Abstract: Like language, music can be represented as a sequence of discrete symbols that form a hierarchical syntax, with notes being roughly like characters and motifs of notes like words. Unlike text however, music relies heavily on repetition on multiple timescales to build structure and meaning. The Music Transformer has shown compelling results in generating music with structure (Huang et al., 2018). In this paper, we introduce a tool for visualizing self-attention on polyphonic music with an interactive pianoroll. We use music transformer as both a descriptive tool and a generative model. For the former, we use it to analyze existing music to see if the resulting self-attention structure corroborates with the musical structure known from music theory. For the latter, we inspect the model's self-attention during generation, in order to understand how past notes affect future ones.
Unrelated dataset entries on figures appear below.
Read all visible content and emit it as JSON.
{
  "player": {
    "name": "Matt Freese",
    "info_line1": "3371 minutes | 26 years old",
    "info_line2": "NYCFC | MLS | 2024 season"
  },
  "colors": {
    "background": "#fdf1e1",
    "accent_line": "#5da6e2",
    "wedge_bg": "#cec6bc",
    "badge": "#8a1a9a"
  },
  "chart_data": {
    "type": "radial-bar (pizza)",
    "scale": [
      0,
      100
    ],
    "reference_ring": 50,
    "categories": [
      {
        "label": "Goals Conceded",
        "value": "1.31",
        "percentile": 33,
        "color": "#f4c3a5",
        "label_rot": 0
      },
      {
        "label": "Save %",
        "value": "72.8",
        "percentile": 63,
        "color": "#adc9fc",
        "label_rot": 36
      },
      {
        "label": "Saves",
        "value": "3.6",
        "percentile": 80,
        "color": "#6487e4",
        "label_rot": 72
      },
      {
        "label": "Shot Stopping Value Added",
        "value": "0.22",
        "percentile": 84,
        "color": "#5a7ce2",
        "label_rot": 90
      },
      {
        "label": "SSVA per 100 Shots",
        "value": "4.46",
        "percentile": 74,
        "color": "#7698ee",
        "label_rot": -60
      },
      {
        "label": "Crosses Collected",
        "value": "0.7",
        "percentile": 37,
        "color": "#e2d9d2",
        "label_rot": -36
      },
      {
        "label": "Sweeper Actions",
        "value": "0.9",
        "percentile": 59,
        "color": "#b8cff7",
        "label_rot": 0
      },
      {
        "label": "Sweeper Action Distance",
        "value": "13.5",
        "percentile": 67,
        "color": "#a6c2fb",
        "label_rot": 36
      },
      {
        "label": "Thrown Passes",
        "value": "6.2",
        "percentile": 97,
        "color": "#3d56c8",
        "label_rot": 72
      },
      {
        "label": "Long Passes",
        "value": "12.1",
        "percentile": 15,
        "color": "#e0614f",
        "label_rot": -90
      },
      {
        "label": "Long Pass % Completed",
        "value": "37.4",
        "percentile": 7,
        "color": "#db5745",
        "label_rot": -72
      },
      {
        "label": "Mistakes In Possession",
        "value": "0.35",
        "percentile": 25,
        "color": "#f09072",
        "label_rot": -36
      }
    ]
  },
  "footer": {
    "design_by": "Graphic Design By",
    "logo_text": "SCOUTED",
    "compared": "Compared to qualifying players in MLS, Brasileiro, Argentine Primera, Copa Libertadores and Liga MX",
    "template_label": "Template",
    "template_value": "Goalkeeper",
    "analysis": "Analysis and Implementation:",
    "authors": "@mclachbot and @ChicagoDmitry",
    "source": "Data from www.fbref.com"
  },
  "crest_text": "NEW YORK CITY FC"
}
We also compare and contrast the attention structure of regular attention to that of relative attention (Shaw et al., 2018, Huang et al., 2018), and examine its impact on the resulting generated music. For example, for the JSB Chorales dataset, a model trained with relative attention is more consistent in attending to all the voices in the preceding timestep and the chords before, and at cadences to the beginning of a phrase, allowing it to create an arc. We hope that our analyses will offer more evidence for relative self-attention as a powerful inductive bias for modeling music. We invite the reader to explore our video animations of music attention and to interact with the visualizations at https://storage.googleapis.com/nips-workshop-visualization/index.html.
Keywords: music generation, music visualization, music analysis, generative models, attention, Transformer
TL;DR: Visualizing the differences between regular and relative attention for Music Transformer.